Chapter DERF: Just Learn Ruby
Zig is a low-level systems programming language. It values writing strictly correct code and squeezing every last iota of performance out of the CPU. But at times it can feel like there’s no room to breathe and no buffer for mistakes.
In those moments when I wake up after a long night writing Zig code for embedded devices, I’m happy to go into work, lean back in my chair, and relax in the warm embrace of 500,000 lines of Ruby.
Ruby doesn’t give a pigeon’s feather about performance. Why? Because it cares about you. It cares about me. It cares about developer experience and user experience and getting things done, even if it has to spend a couple million clock cycles to do them. Or a couple trillion clock cycles.
Ruby’s syntax focuses on communicating just the amount of information that you need. Here’s a variable declaration:
my_variable = 5
No var
or let
or const
or type or semicolon.
YOU: Isn’t this just Python?
Ruby makes Python look like BASIC.
Ruby is object-oriented.
class Rectangle
attr_accessor :length
attr_accessor :width
def initialize(length, width)
length = length
width = width
end
def is_square?
length == width
end
end
my_rect = Rectangle.new(5, 5)
puts my_rect.is_square?
# prints "true"
Notice the is_square?
method. Notice the ? in the method name. ? is allowed in method and variable names in Ruby, and is frequently used to indicate boolean values. Notice the implicit return (no return statement needed)—like you’re writing a functional programming language. Notice the lack of parentheses around the calls to puts
and is_square?
. Parentheses are optional in Ruby, and are frequently omitted for readability.
Ruby treats method calls as cheap. Since calling a method happens automatically, just by saying its name—no parentheses needed—programmers write many small methods.
Notice the attr_accessor :length
and :width
lines. That’s not special syntax for declaring fields. No, attr_accessor
is a method, defined on all classes, and we’re calling it. The argument is a symbol, :name
, or :width
. Calling this method creates an instance variable, and getter and setter methods.

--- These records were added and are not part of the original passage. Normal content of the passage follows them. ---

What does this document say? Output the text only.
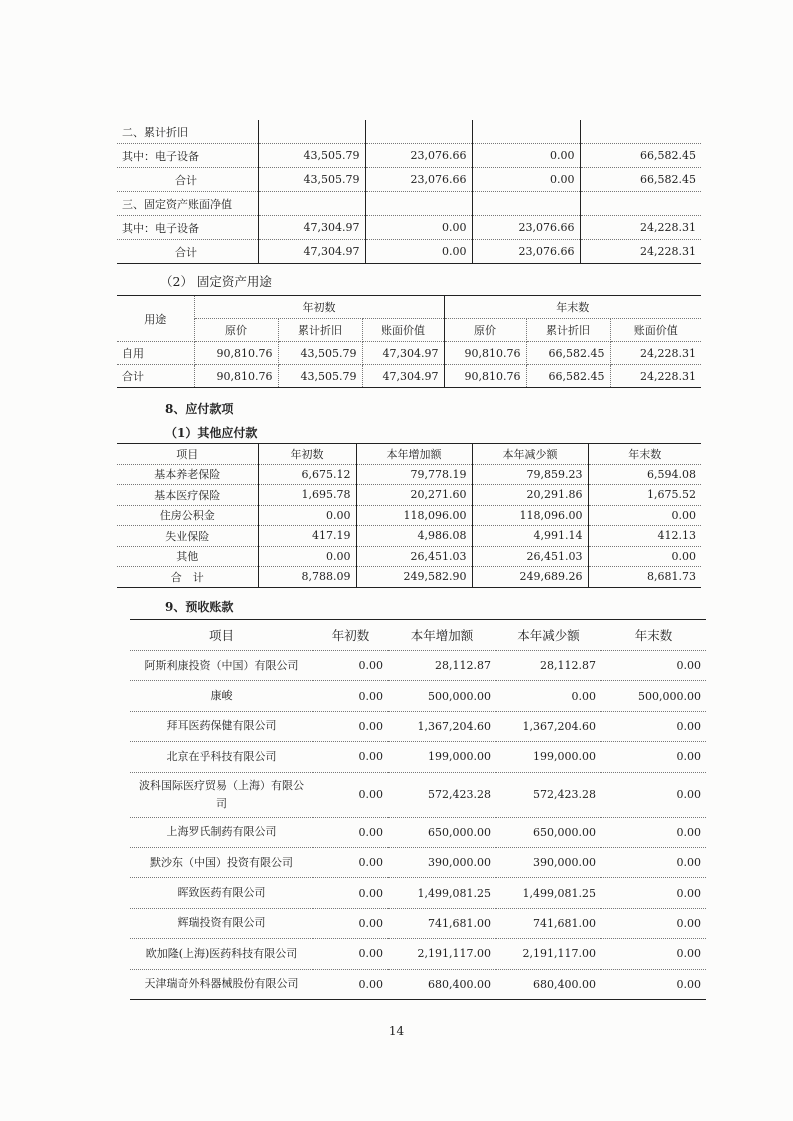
二、累计折旧				
其中：电子设备	43,505.79	23,076.66	0.00	66,582.45
合计	43,505.79	23,076.66	0.00	66,582.45
三、固定资产账面净值				
其中：电子设备	47,304.97	0.00	23,076.66	24,228.31
合计	47,304.97	0.00	23,076.66	24,228.31
（2） 固定资产用途
用途	年初数			年末数		
	原价	累计折旧	账面价值	原价	累计折旧	账面价值
自用	90,810.76	43,505.79	47,304.97	90,810.76	66,582.45	24,228.31
合计	90,810.76	43,505.79	47,304.97	90,810.76	66,582.45	24,228.31
8、应付款项
（1）其他应付款
项目	年初数	本年增加额	本年减少额	年末数
基本养老保险	6,675.12	79,778.19	79,859.23	6,594.08
基本医疗保险	1,695.78	20,271.60	20,291.86	1,675.52
住房公积金	0.00	118,096.00	118,096.00	0.00
失业保险	417.19	4,986.08	4,991.14	412.13
其他	0.00	26,451.03	26,451.03	0.00
合　计	8,788.09	249,582.90	249,689.26	8,681.73
9、预收账款
项目	年初数	本年增加额	本年减少额	年末数
阿斯利康投资（中国）有限公司	0.00	28,112.87	28,112.87	0.00
康峻	0.00	500,000.00	0.00	500,000.00
拜耳医药保健有限公司	0.00	1,367,204.60	1,367,204.60	0.00
北京在乎科技有限公司	0.00	199,000.00	199,000.00	0.00
波科国际医疗贸易（上海）有限公司	0.00	572,423.28	572,423.28	0.00
上海罗氏制药有限公司	0.00	650,000.00	650,000.00	0.00
默沙东（中国）投资有限公司	0.00	390,000.00	390,000.00	0.00
晖致医药有限公司	0.00	1,499,081.25	1,499,081.25	0.00
辉瑞投资有限公司	0.00	741,681.00	741,681.00	0.00
欧加隆(上海)医药科技有限公司	0.00	2,191,117.00	2,191,117.00	0.00
天津瑞奇外科器械股份有限公司	0.00	680,400.00	680,400.00	0.00
14
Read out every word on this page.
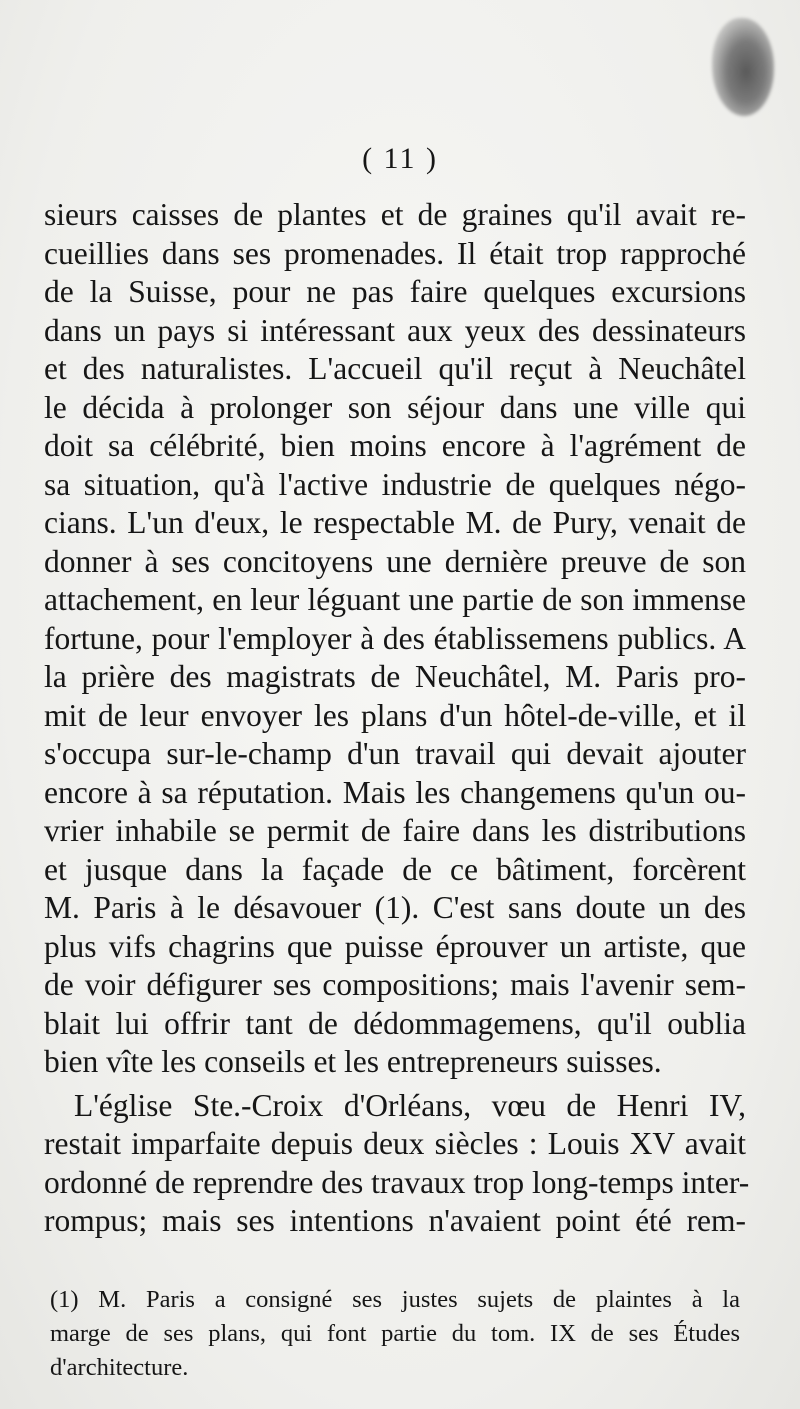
( 11 )
sieurs caisses de plantes et de graines qu'il avait re-
cueillies dans ses promenades. Il était trop rapproché
de la Suisse, pour ne pas faire quelques excursions
dans un pays si intéressant aux yeux des dessinateurs
et des naturalistes. L'accueil qu'il reçut à Neuchâtel
le décida à prolonger son séjour dans une ville qui
doit sa célébrité, bien moins encore à l'agrément de
sa situation, qu'à l'active industrie de quelques négo-
cians. L'un d'eux, le respectable M. de Pury, venait de
donner à ses concitoyens une dernière preuve de son
attachement, en leur léguant une partie de son immense
fortune, pour l'employer à des établissemens publics. A
la prière des magistrats de Neuchâtel, M. Paris pro-
mit de leur envoyer les plans d'un hôtel-de-ville, et il
s'occupa sur-le-champ d'un travail qui devait ajouter
encore à sa réputation. Mais les changemens qu'un ou-
vrier inhabile se permit de faire dans les distributions
et jusque dans la façade de ce bâtiment, forcèrent
M. Paris à le désavouer (1). C'est sans doute un des
plus vifs chagrins que puisse éprouver un artiste, que
de voir défigurer ses compositions; mais l'avenir sem-
blait lui offrir tant de dédommagemens, qu'il oublia
bien vîte les conseils et les entrepreneurs suisses.
L'église Ste.-Croix d'Orléans, vœu de Henri IV,
restait imparfaite depuis deux siècles : Louis XV avait
ordonné de reprendre des travaux trop long-temps inter-
rompus; mais ses intentions n'avaient point été rem-
(1) M. Paris a consigné ses justes sujets de plaintes à la
marge de ses plans, qui font partie du tom. IX de ses Études
d'architecture.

To define a symbol, I find it useful to consult McCarthy’s 1960 paper inventing the Lisp language.
We shall now define … an infinite set of distinguishable atomic symbols
For atomic symbols, we shall use strings of … Latin letters and digits …
The symbols are atomic in the sense that any substructure they may have as sequences of characters is ignored. We assume only that different symbols can be distinguished.
I’ve omitted parts of McCarthy’s definition that are not relevant to Ruby’s symbols, which are otherwise identical to Lisp’s.
In Ruby, symbol literals are denoted with a leading colon (:flying
), in the same way that strings are denoted with quotes.
Symbols are not strings, because they are atomic. Strings are made up of many characters, and so given the string "the cow said hi"
, you can ask, “does this string contain "cow"
?” (yes, it does). No such question can be asked for symbols. Symbols cannot be broken apart or concatenated, and in fact, the only operation that can be performed on (McCarthy’s) symbols is “distinguishing” them, that is, equals and not equals. (From a pragmatic standpoint, this means that a symbol is named often only for a programmer’s benefit, and is represented with a 64 bit number or other memory-efficient data-type at runtime.)
Zig, of course, has symbols, but they’re called “enum literals” because Andrew Kelley has never read McCarthy’s 1960 paper. (I state this confidently based off of only one piece of evidence: Kelley has created Zig, and not a Lisp-like language.) Zig’s symbols are denoted with a leading period.
const door_state = .locked;
comptime assert(@TypeOf(door_state) == @Type(.enum_literal));
Remember that Zig only allows enum literals at comptime. Ruby has no compile-time and so it has no such limitation. Ruby allows you to do anything you can imagine at runtime, like creating methods, as we did with attr_accessor above.
Ruby isn’t a perfect language. (Brackets are objectively superior to begin
…end
, for example.) But it is a very beautiful and a very practical language, which is useful for replacing everything from shell scripts to web apps backends. Don’t get lost or distracted by Zig’s beauty and forget to appreciate the beauty in other programming languages.